# New bunny! *New pics added*



## Crissa (Oct 7, 2007)

Well my best friend and I drove about 2 hours to get a little DM Lynx Lionhead doe that was fully pedigreed, and she is just GORGEOUS and very sweet, we are REALLY excited about this girl. We don't personally have any pictures of her yet as we got home late last night, but you can see a pic of her on the breeder's site.
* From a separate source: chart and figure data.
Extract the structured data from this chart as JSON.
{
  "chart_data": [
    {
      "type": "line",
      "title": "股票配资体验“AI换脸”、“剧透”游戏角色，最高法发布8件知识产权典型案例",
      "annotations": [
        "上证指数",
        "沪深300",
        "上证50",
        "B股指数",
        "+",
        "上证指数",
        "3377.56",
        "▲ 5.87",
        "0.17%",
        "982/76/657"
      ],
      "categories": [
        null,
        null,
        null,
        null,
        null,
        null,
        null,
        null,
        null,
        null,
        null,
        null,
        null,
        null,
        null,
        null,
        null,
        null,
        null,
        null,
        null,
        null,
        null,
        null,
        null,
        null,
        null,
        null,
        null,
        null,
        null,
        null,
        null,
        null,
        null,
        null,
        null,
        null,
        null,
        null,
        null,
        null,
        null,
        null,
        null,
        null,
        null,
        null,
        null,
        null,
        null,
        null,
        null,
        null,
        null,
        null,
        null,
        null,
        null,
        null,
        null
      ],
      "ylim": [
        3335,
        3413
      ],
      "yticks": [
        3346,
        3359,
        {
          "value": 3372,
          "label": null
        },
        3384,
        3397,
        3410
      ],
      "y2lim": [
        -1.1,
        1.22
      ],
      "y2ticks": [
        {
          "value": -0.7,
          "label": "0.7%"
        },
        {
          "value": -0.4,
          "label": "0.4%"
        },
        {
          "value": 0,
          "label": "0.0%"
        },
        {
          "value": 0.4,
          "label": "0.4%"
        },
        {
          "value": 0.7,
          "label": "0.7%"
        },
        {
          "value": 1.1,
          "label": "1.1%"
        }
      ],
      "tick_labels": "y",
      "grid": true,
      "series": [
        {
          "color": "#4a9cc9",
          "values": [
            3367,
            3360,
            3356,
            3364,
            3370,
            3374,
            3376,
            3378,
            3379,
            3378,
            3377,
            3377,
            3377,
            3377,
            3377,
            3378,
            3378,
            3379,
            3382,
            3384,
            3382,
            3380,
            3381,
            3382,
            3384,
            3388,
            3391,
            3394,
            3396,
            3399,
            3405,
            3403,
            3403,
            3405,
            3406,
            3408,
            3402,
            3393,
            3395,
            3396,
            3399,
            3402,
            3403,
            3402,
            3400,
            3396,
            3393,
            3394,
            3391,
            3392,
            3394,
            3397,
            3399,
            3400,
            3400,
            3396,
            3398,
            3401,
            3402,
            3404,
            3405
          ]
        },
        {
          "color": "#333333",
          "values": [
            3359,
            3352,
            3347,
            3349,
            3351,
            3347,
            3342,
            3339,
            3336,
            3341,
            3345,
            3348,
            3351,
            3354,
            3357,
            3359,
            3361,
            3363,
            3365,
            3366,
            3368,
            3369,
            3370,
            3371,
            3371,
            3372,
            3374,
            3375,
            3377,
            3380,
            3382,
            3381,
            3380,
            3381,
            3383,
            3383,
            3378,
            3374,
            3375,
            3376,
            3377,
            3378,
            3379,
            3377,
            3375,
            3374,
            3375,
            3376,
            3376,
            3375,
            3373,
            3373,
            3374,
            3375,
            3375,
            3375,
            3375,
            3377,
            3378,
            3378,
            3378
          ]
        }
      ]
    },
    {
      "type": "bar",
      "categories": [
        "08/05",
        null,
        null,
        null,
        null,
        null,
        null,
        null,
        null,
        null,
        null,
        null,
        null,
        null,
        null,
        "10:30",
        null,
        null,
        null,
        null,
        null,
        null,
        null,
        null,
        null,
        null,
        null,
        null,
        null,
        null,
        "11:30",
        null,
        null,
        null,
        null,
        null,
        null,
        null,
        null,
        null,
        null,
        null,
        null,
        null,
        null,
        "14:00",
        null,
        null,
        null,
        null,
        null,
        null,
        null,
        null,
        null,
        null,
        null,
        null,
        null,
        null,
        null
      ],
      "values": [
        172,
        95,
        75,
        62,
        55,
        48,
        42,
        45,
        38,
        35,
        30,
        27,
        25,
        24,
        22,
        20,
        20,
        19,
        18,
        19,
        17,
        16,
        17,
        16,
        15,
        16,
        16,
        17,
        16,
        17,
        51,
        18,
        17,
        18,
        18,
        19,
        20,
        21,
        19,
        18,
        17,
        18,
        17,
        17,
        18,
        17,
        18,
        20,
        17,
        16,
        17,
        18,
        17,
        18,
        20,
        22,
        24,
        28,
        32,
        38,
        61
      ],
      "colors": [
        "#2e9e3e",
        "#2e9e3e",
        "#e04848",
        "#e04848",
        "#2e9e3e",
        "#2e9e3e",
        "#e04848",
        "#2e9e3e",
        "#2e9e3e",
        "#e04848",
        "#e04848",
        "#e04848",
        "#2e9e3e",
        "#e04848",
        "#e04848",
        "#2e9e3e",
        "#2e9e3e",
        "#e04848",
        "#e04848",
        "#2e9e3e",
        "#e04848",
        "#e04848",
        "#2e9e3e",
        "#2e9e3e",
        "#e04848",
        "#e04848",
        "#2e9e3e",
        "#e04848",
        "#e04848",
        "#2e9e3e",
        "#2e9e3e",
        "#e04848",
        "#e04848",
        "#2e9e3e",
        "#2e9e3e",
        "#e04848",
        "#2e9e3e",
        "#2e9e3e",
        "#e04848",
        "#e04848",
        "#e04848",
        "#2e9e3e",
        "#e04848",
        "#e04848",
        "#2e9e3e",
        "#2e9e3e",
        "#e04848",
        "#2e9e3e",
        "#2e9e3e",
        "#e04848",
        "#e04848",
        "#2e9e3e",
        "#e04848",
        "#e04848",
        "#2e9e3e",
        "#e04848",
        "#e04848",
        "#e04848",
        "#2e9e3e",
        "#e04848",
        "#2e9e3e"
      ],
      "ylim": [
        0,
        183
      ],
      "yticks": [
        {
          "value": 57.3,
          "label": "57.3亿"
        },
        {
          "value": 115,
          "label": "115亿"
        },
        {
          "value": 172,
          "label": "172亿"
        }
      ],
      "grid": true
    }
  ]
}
Scroll down to 3Rs Berry Cream, that's her. :greengrin:

http://www.redneckrabbits.com/id5.html


----------



## nutmegfarm (Dec 23, 2009)

*Re: New bunny!*

Oh my goodness she's sooo cute!! Congrats


----------



## goatnutty (Oct 9, 2007)

*Re: New bunny!*

awe...so cute


----------



## toth boer goats (Jul 20, 2008)

*Re: New bunny!*

Aww.... :greengrin:


----------



## greatcashmeres (Jul 13, 2008)

*Re: New bunny!*

You have a cutie there for sure-congrats! :stars:


----------



## FarmGirl18 (Oct 5, 2007)

*Re: New bunny!*

Aw she is really cute!!!


----------



## Crissa (Oct 7, 2007)

*Re: New bunny!*

Here's some much better pics of 3Rs Berry Cream (aka Lilac).


----------



## SDK (Jun 26, 2008)

she's lynx??looks more like a lilac tort, but i can't tell on a picture


----------



## Crissa (Oct 7, 2007)

Well that's what we were told anyways, I'll do some research on it later. lol


----------



## StaceyRosado (Oct 5, 2007)

oh my how cute


----------



## SDK (Jun 26, 2008)

i dunno... ring color is a must, but i can't tell.. she'll have a nice mane, hope most of the body wool moults out, it should, gus is moulting out now and most isn't coming back in. then color should be easier


----------



## Crissa (Oct 7, 2007)

Alright, hopefully we'll be able to tell easier later on.

Thanks Stacey! She's a sweetheart.


----------



## shadycreekgoats (Mar 23, 2009)

How adorable is that?!? lol   Congrats Crissa!!!


----------



## toth boer goats (Jul 20, 2008)

Beautiful..........  :greengrin:


----------